II. QUESTÃO EM DISCUSSÃO
2 Há duas questões em discussão:
(i) definir se o autor, admitido sem concurso público e posteriormente transmudado para o regime estatutário, possui direito à aposentadoria pelo RPPS;
(ii) analisar a aplicabilidade da modulação dos efeitos da decisão proferida na ADPF nº 573 ao caso concreto, considerando a implementação dos requisitos para aposentadoria antes do termo final fixado pelo Supremo Tribunal Federal.
III. RAZÕES DE DECIDIR
3. O Supremo Tribunal Federal, no julgamento da ADPF nº 573, decidiu que apenas servidores ocupantes de cargo efetivo podem ser incluídos no RPPS, excluindo servidores admitidos sem concurso público, mesmo quando detentores de estabilidade excepcional (art. 19 do ADCT).
4. No entanto, a decisão na ADPF nº 573 foi modulada para preservar o direito de aposentadoria pelo RPPS àqueles servidores que já estavam aposentados ou que tivessem implementado os requisitos para aposentadoria até 24/04/2024.
5. O autor comprovou ter implementado os requisitos para aposentadoria por tempo de contribuição antes do termo final da modulação, tendo contribuído ininterruptamente para o RPPS durante mais de 30 anos.

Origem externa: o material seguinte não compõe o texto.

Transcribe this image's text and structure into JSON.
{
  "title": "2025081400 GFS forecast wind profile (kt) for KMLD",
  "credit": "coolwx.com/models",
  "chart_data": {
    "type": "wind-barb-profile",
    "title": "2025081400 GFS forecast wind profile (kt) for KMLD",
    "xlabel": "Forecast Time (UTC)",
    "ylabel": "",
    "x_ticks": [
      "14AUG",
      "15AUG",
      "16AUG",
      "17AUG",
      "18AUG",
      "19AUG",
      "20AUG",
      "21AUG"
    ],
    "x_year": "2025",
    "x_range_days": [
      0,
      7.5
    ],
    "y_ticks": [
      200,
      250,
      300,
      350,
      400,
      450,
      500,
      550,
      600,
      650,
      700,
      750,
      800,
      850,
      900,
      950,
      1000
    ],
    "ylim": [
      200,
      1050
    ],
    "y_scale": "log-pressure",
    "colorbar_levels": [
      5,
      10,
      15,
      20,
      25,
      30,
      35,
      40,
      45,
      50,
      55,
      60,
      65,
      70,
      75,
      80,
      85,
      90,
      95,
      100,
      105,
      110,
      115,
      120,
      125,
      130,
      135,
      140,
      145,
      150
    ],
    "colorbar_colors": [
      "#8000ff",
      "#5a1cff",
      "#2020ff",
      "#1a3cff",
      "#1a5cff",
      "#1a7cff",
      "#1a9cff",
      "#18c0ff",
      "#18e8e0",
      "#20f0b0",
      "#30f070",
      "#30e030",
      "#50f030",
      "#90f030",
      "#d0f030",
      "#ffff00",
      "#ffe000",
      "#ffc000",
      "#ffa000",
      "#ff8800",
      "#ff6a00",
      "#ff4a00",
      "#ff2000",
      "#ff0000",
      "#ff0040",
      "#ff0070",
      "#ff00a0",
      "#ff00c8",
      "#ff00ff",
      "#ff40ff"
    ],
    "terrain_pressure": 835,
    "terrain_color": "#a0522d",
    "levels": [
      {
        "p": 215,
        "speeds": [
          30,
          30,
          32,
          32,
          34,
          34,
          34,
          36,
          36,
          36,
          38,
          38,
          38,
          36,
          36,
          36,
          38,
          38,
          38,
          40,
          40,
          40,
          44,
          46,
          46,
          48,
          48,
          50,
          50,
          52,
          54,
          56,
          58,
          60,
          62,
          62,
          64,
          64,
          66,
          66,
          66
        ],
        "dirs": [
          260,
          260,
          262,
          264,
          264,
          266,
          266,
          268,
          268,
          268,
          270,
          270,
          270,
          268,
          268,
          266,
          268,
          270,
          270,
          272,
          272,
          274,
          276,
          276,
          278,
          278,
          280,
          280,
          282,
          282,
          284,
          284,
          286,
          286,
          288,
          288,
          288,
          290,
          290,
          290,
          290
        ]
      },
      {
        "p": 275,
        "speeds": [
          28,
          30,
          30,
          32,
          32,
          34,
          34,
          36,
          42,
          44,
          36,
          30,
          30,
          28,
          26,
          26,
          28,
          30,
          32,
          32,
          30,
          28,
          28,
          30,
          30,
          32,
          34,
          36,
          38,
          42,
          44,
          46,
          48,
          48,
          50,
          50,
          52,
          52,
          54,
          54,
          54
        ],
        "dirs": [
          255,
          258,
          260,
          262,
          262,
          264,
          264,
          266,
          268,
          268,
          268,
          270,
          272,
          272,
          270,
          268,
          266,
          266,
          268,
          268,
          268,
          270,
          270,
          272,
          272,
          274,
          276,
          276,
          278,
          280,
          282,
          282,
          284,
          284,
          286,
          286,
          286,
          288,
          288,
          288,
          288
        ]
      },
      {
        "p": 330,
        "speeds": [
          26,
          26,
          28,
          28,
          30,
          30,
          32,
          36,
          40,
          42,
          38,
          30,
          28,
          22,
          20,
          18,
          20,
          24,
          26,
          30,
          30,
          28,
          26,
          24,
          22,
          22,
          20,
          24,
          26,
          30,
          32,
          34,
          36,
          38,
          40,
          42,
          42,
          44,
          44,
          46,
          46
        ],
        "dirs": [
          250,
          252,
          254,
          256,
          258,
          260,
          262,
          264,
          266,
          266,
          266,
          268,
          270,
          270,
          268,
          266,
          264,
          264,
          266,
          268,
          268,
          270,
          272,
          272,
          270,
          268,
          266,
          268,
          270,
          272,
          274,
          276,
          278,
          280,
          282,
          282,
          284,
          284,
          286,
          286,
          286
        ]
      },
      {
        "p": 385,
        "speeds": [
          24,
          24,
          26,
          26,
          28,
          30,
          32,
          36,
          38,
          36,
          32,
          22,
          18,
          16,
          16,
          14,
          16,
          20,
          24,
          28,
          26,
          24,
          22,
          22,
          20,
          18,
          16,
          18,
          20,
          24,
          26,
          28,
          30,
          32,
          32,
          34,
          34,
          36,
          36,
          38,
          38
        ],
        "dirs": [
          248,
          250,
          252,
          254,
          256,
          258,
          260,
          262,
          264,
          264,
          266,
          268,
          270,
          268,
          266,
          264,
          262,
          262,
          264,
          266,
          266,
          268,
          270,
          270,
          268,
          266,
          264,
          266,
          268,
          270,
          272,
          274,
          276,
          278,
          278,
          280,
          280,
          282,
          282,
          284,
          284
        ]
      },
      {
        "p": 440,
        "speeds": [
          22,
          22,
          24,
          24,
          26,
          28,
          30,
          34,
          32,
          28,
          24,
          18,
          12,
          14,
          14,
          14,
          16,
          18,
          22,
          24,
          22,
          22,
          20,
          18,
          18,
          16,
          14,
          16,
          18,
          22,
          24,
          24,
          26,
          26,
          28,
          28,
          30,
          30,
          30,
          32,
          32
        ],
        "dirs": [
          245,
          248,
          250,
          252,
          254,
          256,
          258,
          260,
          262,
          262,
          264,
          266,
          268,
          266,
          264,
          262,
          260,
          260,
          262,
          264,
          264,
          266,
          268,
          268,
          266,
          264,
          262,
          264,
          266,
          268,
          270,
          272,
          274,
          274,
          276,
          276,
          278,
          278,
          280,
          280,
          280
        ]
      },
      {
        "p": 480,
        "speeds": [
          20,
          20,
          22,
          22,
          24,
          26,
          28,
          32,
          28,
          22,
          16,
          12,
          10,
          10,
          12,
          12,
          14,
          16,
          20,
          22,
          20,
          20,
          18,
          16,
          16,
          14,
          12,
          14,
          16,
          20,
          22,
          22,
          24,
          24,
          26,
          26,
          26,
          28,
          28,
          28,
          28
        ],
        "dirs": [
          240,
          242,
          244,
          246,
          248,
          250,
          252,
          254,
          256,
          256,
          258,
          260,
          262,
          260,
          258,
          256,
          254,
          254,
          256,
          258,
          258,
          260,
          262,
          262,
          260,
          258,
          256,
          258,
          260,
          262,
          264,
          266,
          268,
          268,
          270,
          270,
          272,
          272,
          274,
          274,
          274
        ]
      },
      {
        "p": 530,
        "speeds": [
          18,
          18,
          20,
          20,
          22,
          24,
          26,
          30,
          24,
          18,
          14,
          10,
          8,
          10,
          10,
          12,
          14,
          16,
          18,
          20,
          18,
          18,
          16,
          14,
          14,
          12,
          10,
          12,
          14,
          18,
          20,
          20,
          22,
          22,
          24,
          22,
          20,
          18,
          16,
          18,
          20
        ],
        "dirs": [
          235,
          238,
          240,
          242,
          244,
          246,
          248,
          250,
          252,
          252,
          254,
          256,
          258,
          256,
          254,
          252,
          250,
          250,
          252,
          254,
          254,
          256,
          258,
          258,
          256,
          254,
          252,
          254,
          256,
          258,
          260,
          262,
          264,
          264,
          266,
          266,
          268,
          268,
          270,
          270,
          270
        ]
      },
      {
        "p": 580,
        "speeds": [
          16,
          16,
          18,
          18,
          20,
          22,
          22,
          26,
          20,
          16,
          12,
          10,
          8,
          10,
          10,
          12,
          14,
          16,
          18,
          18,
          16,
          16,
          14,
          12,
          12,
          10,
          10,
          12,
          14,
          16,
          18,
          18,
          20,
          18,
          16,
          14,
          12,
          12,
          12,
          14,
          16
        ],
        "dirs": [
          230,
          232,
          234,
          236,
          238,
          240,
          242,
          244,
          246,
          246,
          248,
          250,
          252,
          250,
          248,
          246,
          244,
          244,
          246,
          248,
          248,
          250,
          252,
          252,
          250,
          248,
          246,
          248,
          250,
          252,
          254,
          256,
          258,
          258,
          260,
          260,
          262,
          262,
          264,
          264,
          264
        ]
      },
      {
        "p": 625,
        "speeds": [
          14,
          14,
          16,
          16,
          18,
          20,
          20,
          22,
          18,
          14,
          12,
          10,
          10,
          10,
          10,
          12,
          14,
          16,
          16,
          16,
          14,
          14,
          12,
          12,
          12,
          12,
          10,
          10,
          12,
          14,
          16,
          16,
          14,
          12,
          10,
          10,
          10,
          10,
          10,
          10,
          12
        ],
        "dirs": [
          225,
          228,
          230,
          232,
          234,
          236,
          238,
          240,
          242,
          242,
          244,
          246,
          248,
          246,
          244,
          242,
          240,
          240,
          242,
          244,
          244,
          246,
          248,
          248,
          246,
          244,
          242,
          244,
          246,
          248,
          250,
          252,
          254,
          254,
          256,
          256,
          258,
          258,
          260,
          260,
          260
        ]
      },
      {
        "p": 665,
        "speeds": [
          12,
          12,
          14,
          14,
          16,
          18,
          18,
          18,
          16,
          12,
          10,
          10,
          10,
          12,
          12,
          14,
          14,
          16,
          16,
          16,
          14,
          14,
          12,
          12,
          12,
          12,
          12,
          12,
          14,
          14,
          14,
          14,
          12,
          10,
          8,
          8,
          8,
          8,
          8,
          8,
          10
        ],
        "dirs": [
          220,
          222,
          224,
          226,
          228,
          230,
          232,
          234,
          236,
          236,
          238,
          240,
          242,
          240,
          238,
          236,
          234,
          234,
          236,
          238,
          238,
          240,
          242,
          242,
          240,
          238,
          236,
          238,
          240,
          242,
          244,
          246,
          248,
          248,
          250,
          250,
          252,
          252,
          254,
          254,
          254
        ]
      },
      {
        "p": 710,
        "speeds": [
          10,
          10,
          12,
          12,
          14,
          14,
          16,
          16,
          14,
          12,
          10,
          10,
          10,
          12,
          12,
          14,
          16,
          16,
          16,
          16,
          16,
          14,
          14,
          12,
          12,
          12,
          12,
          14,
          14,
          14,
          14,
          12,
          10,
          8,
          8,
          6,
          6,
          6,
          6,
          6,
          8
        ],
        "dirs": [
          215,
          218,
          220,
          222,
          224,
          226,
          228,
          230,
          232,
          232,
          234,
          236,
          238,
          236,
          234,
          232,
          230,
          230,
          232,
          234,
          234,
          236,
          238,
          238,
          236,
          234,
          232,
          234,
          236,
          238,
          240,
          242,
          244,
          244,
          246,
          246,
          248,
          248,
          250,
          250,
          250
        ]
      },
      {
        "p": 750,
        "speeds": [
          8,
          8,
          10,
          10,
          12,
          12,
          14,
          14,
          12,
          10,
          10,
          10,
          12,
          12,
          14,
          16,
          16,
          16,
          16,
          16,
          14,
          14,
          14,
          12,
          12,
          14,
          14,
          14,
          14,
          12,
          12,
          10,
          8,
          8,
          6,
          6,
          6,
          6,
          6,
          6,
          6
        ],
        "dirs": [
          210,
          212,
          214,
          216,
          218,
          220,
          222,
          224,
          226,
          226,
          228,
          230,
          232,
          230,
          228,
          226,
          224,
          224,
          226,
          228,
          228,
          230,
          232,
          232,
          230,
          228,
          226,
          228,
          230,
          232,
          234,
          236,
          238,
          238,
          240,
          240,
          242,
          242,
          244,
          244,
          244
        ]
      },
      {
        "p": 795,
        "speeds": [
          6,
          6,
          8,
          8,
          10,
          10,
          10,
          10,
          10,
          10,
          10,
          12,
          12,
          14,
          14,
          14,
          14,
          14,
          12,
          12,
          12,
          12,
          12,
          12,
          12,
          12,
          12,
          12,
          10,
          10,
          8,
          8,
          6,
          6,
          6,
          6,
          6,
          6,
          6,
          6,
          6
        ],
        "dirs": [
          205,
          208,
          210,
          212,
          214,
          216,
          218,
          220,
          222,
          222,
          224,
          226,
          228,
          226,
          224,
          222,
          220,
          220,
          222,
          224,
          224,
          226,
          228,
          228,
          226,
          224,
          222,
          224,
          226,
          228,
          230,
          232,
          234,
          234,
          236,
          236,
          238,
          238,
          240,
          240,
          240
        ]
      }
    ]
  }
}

6. A negativa de aposentadoria pelo RPPS configuraria violação ao direito adquirido (art. 5º, XXXVI, CF), à irredutibilidade de vencimentos (art. 37, XV, CF) e ao princípio da dignidade da pessoa humana (art. 1º, III, CF), considerando a situação peculiar e consolidada do autor.
7. A decisão de primeiro grau encontra respaldo na modulação de efeitos da ADPF nº 573, assegurando o direito do autor à aposentadoria pelo RPPS.
IV. DISPOSITIVO
8. Recurso improvido.
_________________________________________
Jurisprudência relevante citada: STF, ADPF nº 573, Rel. Min. Roberto Barroso, Plenário, j. 06/03/2023, DJe 09/03/2023; STF, ADPF nº 573 ED, Rel. Min. Roberto Barroso, Plenário, j. 13/04/2023, DJe 25/04/2023; STF, RE 630501, Rel. Min. Cármen Lúcia, Plenário, j. 27/02/2013; STF, RE 636553, Rel. Min. Rosa Weber, Plenário, j. 14/08/2014.
Decisão: Acordam os componentes da 6ª Câmara de Direito Público, do Tribunal de Justiça do Estado do Piauí, por unanimidade, nos termos do voto do(a) Relator(a), VOTAR pelo CONHECIMENTO e IMPROVIMENTO do recurso interposto pela FUNDAÇÃO PIAUÍ PREVIDÊNCIA, mantendo-se integralmente os termos do decisum vergastado.
RELATÓRIO
APELAÇÃO / REMESSA NECESSÁRIA (1728) -0805247-16.2023.8.18.0140
Origem:
APELANTE: PAULO AFONSO LEMOS, CONCEICAO DE MARIA ALVES LEMOS
Advogados do(a) APELANTE: FABIO RENATO BOMFIM VELOSO - PI3129-A, LARISSA ELLEN BENVINDO DA SILVA - PI21683-A, SUELLEN VIEIRA SOARES - PI5942-A
APELADO: FUNDAÇÃO PIAUÍ DE PREVIDÊNCIA, FUNDACAO PIAUI PREVIDENCIA
REPRESENTANTE: ESTADO DO PIAUI
RELATOR(A): Desembargador JOAQUIM DIAS DE SANTANA FILHO
Relatório
Tratar-se de Apelação Cível interposta pela Fundação Piauí Previdência (FUNPREV), inconformada com a sentença que julgou procedente o pedido formulado por Paulo Afonso Lemos, representado por sua curadora, Conceição de Maria Alves Lemos.
Na origem, a parte autora ingressou com ação objetivando a concessão de aposentadoria pelo Regime Próprio de Previdência Social do Estado do Piauí (RPPS) ou, alternativamente, a compensação entre o valor do RPPS e o Regime Geral de Previdência Social (RGPS).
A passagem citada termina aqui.